Thursday, June 16, 2022

[FIXED] Not able to access data even though it exists, using Pandas dataframe, when training a deep learning model using Python3

June 16, 2022 keras, pandas, python-3.x, scikit-learn, tensorflow No comments

Issue

I am trying to do k-fold cross validation using sklearn and using pandas dataframe. This is not working as expected. Looks like the data cannot be accessed for some reason even though it exists. The code works for some time, but is unable to complete a full epoch.

Here is the error:

Downloading data from https://storage.googleapis.com/tensorflow/keras-applications/resnet/resnet50_weights_tf_dim_ordering_tf_kernels_notop.h5
94773248/94765736 [==============================] - 1s 0us/step
94781440/94765736 [==============================] - 1s 0us/step
458/610 [=====================>........] - ETA: 21s - loss: 0.1640 - accuracy: 0.1621

---------------------------------------------------------------------------

UnknownError                              Traceback (most recent call last)

<ipython-input-7-28b7c7367434> in <module>()
     60                         validation_data=valid_gen,
     61                         validation_steps=len(test_index)//valid_batch_size,
---> 62                         verbose=1)


...

UnknownError: Graph execution error:

2 root error(s) found.
  (0) UNKNOWN:  IndexError: single positional indexer is out-of-bounds
Traceback (most recent call last):

  File "/usr/local/lib/python3.7/dist-packages/tensorflow/python/ops/script_ops.py", line 271, in __call__
    ret = func(*args)

  File "/usr/local/lib/python3.7/dist-packages/tensorflow/python/autograph/impl/api.py", line 642, in wrapper
    return func(*args, **kwargs)

  File "/usr/local/lib/python3.7/dist-packages/tensorflow/python/data/ops/dataset_ops.py", line 1004, in generator_py_func
    values = next(generator_state.get_iterator(iterator_id))

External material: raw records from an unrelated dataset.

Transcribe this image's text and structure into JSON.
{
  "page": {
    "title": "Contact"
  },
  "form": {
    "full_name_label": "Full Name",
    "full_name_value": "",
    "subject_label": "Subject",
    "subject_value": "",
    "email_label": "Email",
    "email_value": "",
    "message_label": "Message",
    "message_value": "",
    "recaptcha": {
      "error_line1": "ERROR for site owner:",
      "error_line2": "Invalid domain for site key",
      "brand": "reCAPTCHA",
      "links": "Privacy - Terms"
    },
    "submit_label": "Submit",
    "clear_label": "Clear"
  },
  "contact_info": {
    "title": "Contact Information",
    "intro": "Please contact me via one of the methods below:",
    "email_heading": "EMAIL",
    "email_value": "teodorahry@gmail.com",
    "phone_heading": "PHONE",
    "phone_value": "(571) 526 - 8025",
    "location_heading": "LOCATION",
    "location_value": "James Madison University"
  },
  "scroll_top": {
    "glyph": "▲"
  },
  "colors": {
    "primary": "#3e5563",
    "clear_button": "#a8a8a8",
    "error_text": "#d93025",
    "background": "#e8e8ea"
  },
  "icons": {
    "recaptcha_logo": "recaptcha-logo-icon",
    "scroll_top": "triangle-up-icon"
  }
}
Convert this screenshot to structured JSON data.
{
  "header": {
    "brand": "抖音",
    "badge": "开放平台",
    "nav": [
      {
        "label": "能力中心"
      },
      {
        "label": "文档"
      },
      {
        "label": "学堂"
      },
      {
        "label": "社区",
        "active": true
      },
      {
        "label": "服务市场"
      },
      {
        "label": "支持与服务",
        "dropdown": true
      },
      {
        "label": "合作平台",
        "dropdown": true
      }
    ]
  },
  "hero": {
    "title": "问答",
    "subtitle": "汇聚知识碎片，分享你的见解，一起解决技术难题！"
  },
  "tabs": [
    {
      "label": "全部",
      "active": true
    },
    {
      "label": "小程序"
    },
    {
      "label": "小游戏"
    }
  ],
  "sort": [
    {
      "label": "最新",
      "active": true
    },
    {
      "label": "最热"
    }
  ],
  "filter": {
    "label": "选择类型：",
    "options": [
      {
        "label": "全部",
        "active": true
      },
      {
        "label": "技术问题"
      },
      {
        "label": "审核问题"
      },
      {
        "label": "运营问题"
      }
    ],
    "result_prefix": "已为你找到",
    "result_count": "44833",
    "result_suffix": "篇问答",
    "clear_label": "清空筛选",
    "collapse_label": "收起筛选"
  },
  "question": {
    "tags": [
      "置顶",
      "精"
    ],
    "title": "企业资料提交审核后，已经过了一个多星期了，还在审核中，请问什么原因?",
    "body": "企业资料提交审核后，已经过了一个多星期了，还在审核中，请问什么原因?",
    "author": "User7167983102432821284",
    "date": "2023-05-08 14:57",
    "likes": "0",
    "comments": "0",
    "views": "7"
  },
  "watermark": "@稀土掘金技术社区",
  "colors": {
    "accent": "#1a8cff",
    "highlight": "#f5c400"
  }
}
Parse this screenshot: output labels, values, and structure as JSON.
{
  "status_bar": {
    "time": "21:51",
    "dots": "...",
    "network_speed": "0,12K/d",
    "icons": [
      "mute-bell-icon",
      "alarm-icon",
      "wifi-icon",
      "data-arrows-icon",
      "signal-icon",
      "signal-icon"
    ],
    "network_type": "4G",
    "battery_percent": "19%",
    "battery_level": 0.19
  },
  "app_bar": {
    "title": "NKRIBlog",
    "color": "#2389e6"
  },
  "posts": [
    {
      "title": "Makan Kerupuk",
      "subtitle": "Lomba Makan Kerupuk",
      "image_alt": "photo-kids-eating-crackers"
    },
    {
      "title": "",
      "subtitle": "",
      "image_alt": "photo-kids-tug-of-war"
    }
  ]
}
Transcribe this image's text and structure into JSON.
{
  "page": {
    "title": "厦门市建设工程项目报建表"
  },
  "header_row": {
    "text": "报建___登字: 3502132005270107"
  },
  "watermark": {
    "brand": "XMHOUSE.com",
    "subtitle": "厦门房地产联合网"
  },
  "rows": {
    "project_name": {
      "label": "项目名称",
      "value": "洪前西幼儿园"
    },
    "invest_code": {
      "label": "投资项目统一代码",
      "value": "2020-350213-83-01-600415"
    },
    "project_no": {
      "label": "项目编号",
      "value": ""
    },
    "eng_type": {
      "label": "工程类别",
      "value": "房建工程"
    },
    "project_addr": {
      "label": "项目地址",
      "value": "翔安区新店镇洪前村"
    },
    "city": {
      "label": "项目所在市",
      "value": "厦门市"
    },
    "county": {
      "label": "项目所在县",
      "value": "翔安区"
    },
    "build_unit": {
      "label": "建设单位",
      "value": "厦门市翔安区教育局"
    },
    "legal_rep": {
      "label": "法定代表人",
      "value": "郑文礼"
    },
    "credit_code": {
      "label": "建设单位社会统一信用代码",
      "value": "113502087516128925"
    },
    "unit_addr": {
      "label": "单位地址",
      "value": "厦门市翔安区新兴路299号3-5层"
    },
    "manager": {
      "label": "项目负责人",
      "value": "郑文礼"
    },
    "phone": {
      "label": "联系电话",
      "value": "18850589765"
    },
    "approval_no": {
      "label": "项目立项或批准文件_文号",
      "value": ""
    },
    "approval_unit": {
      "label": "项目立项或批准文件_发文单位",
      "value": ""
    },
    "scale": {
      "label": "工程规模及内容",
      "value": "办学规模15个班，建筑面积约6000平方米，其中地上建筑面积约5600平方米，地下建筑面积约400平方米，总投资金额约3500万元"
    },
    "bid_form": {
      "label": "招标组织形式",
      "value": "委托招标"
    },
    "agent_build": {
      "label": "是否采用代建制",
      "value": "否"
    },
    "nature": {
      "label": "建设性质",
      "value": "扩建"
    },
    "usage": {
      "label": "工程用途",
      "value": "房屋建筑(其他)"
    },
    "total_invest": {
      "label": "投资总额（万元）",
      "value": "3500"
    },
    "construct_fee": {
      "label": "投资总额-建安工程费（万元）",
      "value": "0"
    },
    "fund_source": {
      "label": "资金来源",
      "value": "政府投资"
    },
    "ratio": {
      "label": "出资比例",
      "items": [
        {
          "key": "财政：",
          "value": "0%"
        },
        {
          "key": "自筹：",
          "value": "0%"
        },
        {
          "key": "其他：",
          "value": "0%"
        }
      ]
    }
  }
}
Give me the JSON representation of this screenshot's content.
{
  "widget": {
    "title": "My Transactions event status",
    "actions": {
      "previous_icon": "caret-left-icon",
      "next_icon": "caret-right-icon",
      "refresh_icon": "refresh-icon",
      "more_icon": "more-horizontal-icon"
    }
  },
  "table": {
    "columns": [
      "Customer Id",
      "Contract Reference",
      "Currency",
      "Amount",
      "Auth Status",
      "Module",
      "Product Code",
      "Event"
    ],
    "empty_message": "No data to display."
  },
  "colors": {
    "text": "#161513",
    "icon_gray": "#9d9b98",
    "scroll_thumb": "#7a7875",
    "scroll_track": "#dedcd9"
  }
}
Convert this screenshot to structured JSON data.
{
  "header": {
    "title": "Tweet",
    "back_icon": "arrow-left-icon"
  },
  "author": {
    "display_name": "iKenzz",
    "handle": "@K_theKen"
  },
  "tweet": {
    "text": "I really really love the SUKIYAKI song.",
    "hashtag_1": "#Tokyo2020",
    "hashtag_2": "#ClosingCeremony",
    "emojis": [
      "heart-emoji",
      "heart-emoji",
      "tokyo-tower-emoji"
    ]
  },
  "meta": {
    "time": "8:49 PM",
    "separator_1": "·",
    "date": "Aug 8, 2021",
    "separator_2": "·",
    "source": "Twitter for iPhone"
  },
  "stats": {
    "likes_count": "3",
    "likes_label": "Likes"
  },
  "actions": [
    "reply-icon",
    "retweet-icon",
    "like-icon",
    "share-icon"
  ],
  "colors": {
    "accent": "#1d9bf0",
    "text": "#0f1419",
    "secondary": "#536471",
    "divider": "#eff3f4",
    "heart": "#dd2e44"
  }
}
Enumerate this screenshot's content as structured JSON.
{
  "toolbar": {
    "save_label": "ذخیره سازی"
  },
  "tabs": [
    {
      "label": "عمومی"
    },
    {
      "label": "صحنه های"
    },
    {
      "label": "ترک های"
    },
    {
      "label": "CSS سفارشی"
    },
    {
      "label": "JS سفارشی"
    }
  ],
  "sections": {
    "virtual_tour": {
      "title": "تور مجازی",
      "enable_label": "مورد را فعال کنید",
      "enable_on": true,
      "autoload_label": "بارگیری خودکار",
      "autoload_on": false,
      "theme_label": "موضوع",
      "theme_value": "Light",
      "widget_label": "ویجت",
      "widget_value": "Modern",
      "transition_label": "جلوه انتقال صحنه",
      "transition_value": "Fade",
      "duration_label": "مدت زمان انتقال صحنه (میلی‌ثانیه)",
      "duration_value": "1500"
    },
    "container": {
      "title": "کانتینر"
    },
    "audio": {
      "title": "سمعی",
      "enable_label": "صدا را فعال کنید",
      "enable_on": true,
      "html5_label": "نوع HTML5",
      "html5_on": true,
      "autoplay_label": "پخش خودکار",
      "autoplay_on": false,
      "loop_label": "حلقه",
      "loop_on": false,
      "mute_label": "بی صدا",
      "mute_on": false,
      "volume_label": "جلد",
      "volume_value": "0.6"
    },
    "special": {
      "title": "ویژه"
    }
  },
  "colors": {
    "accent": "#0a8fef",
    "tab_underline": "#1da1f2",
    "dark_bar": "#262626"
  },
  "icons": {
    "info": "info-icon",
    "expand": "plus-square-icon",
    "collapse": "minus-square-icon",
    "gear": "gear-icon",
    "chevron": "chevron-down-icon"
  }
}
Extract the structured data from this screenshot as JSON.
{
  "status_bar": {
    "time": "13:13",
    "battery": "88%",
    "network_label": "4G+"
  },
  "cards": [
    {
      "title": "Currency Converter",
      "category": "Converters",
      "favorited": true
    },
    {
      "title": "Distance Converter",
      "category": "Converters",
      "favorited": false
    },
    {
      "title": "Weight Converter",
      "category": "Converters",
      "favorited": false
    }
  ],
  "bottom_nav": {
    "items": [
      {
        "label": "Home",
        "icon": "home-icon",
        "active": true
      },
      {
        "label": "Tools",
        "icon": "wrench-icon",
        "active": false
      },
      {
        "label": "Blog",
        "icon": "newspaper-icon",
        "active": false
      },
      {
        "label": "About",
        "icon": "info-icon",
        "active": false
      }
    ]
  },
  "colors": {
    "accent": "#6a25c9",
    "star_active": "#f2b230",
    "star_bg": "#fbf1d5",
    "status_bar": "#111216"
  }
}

  File "/usr/local/lib/python3.7/dist-packages/keras/engine/data_adapter.py", line 830, in wrapped_generator
    for data in generator_fn():

  File "<ipython-input-4-8914ea8c1843>", line 6, in get_data_generator
    r = df.iloc[i]

  File "/usr/local/lib/python3.7/dist-packages/pandas/core/indexing.py", line 931, in __getitem__
    return self._getitem_axis(maybe_callable, axis=axis)

  File "/usr/local/lib/python3.7/dist-packages/pandas/core/indexing.py", line 1566, in _getitem_axis
    self._validate_integer(key, axis)

  File "/usr/local/lib/python3.7/dist-packages/pandas/core/indexing.py", line 1500, in _validate_integer
    raise IndexError("single positional indexer is out-of-bounds")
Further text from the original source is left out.